Возвращаясь, раз ночью, прямой дорогой с Кубани, куда ездил по обязанностям службы, я должен был проехать через султановские аулы. Как усмотрел меня султан, не знаю, но случайной встречи с ним быть не могло. Только что я начал переправляться в брод по Урупу, озаренному чудным светом полного месяца, как раздался выстрел; мой конь взвился на дыбы и, отчаянно крутя головой, кинулся в сторону, так что едва не выбросил меня из седла. Пуля пробила бедному животному храп. Бросились мои конвойные на выстрел, долго шарили в кустах и, наконец, притащили связанного арканом горца. Это был султан!.. В это время он действительно был бешеный: неудавшаяся, таившаяся столько времени на душе, месть – месть горца, бессильная злоба и страх будущего до того исказили его правильные и красивые черты, что решительно узнать было трудно; расширившиеся неподвижные зрачки светились как у волка, пена клубилась изо рта, он весь трясся как в лихорадке, судорожно вздрагивая. Думал было я отправить его в станицу и пошла бы процедура суда, да казачья натура взяла свое: я решил разделаться сам и поучить на славу кунака, т. е. я велел раздеть его догола, ввалить ему без счета добрых нагаек и бросить, привязав, к дереву. По нашему обычаю, взятому у горцев, оружие и шашку я отдал казакам.
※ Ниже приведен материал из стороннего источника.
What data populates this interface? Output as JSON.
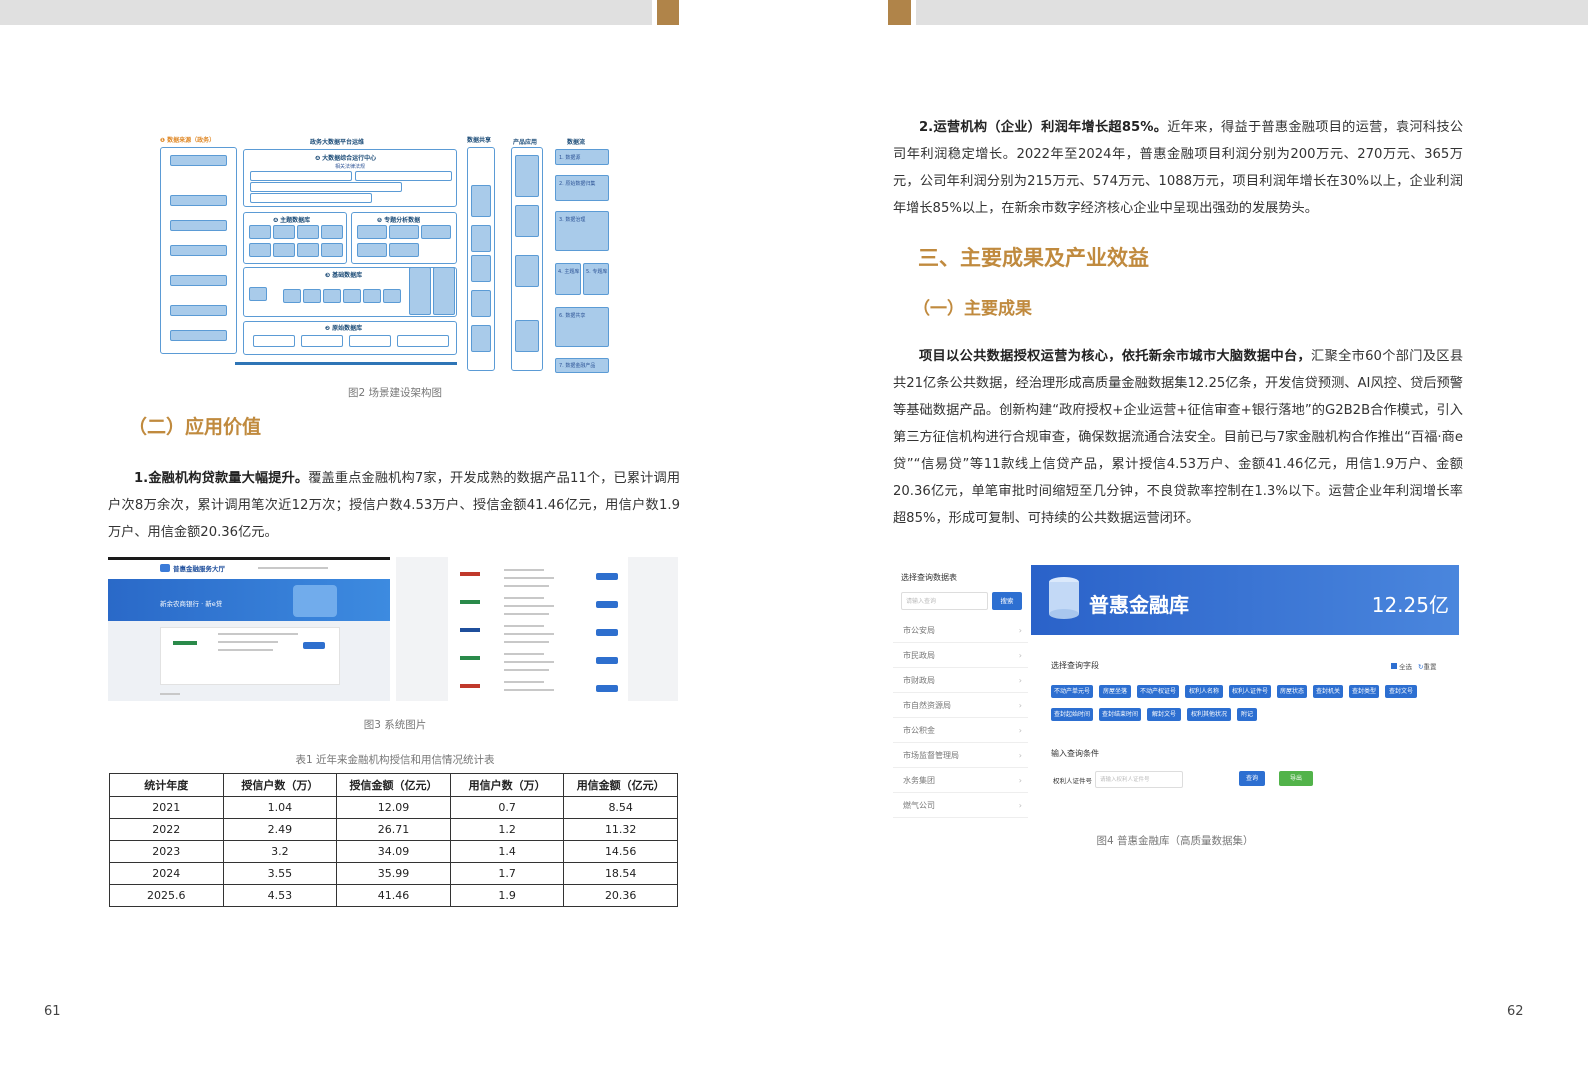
{
  "left_page": {
    "page_number": "61",
    "figure2": {
      "caption": "图2 场景建设架构图",
      "labels": {
        "data_source": "❶ 数据来源（政务）",
        "big_data": "政务大数据平台运维",
        "ops_center": "❹ 大数据综合运行中心",
        "law": "相关法律法规",
        "theme_db": "❹ 主题数据库",
        "special_db": "❺ 专题分析数据",
        "base_db": "❸ 基础数据库",
        "raw_db": "❷ 原始数据库",
        "share": "数据共享",
        "product": "产品应用",
        "flow": "数据流",
        "flow_steps": [
          "1. 数据源",
          "2. 原始数据归集",
          "3. 数据治理",
          "4. 主题库",
          "5. 专题库",
          "6. 数据共享",
          "7. 数据金融产品"
        ]
      }
    },
    "section_heading": "（二）应用价值",
    "para1_bold": "1.金融机构贷款量大幅提升。",
    "para1_text": "覆盖重点金融机构7家，开发成熟的数据产品11个，已累计调用户次8万余次，累计调用笔次近12万次；授信户数4.53万户、授信金额41.46亿元，用信户数1.9万户、用信金额20.36亿元。",
    "figure3": {
      "caption": "图3 系统图片",
      "screen_title": "普惠金融服务大厅",
      "banner_text": "新余农商银行 · 新e贷"
    },
    "table1": {
      "caption": "表1 近年来金融机构授信和用信情况统计表",
      "headers": [
        "统计年度",
        "授信户数（万）",
        "授信金额（亿元）",
        "用信户数（万）",
        "用信金额（亿元）"
      ],
      "rows": [
        [
          "2021",
          "1.04",
          "12.09",
          "0.7",
          "8.54"
        ],
        [
          "2022",
          "2.49",
          "26.71",
          "1.2",
          "11.32"
        ],
        [
          "2023",
          "3.2",
          "34.09",
          "1.4",
          "14.56"
        ],
        [
          "2024",
          "3.55",
          "35.99",
          "1.7",
          "18.54"
        ],
        [
          "2025.6",
          "4.53",
          "41.46",
          "1.9",
          "20.36"
        ]
      ]
    }
  },
  "right_page": {
    "page_number": "62",
    "para2_bold": "2.运营机构（企业）利润年增长超85%。",
    "para2_text": "近年来，得益于普惠金融项目的运营，袁河科技公司年利润稳定增长。2022年至2024年，普惠金融项目利润分别为200万元、270万元、365万元，公司年利润分别为215万元、574万元、1088万元，项目利润年增长在30%以上，企业利润年增长85%以上，在新余市数字经济核心企业中呈现出强劲的发展势头。",
    "section_heading": "三、主要成果及产业效益",
    "sub_heading": "（一）主要成果",
    "para3_bold": "项目以公共数据授权运营为核心，依托新余市城市大脑数据中台，",
    "para3_text": "汇聚全市60个部门及区县共21亿条公共数据，经治理形成高质量金融数据集12.25亿条，开发信贷预测、AI风控、贷后预警等基础数据产品。创新构建“政府授权+企业运营+征信审查+银行落地”的G2B2B合作模式，引入第三方征信机构进行合规审查，确保数据流通合法安全。目前已与7家金融机构合作推出“百福·商e贷”“信易贷”等11款线上信贷产品，累计授信4.53万户、金额41.46亿元，用信1.9万户、金额20.36亿元，单笔审批时间缩短至几分钟，不良贷款率控制在1.3%以下。运营企业年利润增长率超85%，形成可复制、可持续的公共数据运营闭环。",
    "figure4": {
      "caption": "图4 普惠金融库（高质量数据集）",
      "sidebar_title": "选择查询数据表",
      "search_placeholder": "请输入查询",
      "search_button": "搜索",
      "sidebar_items": [
        "市公安局",
        "市民政局",
        "市财政局",
        "市自然资源局",
        "市公积金",
        "市场监督管理局",
        "水务集团",
        "燃气公司"
      ],
      "banner_title": "普惠金融库",
      "banner_value": "12.25亿",
      "field_section": "选择查询字段",
      "select_all": "全选",
      "reset": "重置",
      "field_chips": [
        "不动产单元号",
        "房屋坐落",
        "不动产权证号",
        "权利人名称",
        "权利人证件号",
        "房屋状态",
        "查封机关",
        "查封类型",
        "查封文号",
        "查封起始时间",
        "查封结束时间",
        "解封文号",
        "权利其他状况",
        "附记"
      ],
      "condition_section": "输入查询条件",
      "condition_label": "权利人证件号",
      "condition_placeholder": "请输入权利人证件号",
      "query_button": "查询",
      "export_button": "导出"
    }
  },
  "colors": {
    "accent_gold": "#c08a3e",
    "topbar_gold": "#b08449",
    "brand_blue": "#2d6fd1"
  }
}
Прошу не судить меня строго за эту разделку и вспомнить ту школу, через которую проводила нас судьба, те нравы и обычаи, среди которых вращалась жизнь наша на линии. Как я узнал впоследствии, кунак мой оставался привязанным к дереву до полудня; его отвязали свои и, изъеденного комарами и мошкарой, отвели домой, где он провалялся с месяц в постели. Оправясь, он бежал в горы, с страшной местью в сердце, передав мне через своего узденя, что и за гробом отмстит свой позор. Но скоро его уколотили свои же, в горах, за какую-то подлую, даже и по их понятию проделку… Положа руку на сердце, скажу, что я стал далеко спокойнее и вообще осторожнее с его смертью: этот урок научил меня многому и был не без пользы впоследствии.
Глава IX.
ДЕЛО НА УРУПЕ
В первых числах апреля 1851 года, горцы правого фланга, возмущенные шейхом Амин-Магомедом, мюридами, подосланными Шамилем, и турецкими агентами, начали собираться в Терекли-Мектеп (Терекли-Мектеп, «место суда» сильный и хорошо укрепленный аул на верховьях реки Белой, спертый ущельем, вершины которого сходятся на расстоянии нескольких аршин. Река, замкнутая ущельем, бешено ревет в пропасти, едва сверкая; это место казни преступников, которых Амин приказывал бросать с моста с привязанной колодкой к ногам.), резиденцию Амина. Горские лазутчики и наши пластуны ежедневно давали знать о волнениях в аулах в об огромных приготовлениях к открытому вторжению на линию, с целью разорить станицы и увлечь в горы семнадцать аулов мирных бесленеевцев (Из довольно сильного племени бесленеевцев, семнадцать аулов замирившихся выдали аманатов, т. е. заложников, и были водворены на правом берегу реки Урупа, близ станицы того же имени, года за три перед тем.) с Урупа. В этих аулах, невзирая на заверения жителей, волнение умов было также заметно. Волнение было тем опаснее, что, живя среди русских, мирные если и не могли вполне знать всех мер и средств к ограждению линии, то могли иное видеть сами и об ином слышать от неосторожных болтунов, от которых мастерски умели выведывать все нужное, угостив их по-приятельски аракой. Пересылка сведений и сношений из гор и в горы шла с изумительной быстротой, невзирая на всю бдительность кордона, по причине свободно-открытого пути вверх по Урупу и по обоим Тегеням, в то время еще незанятым станицами и постами.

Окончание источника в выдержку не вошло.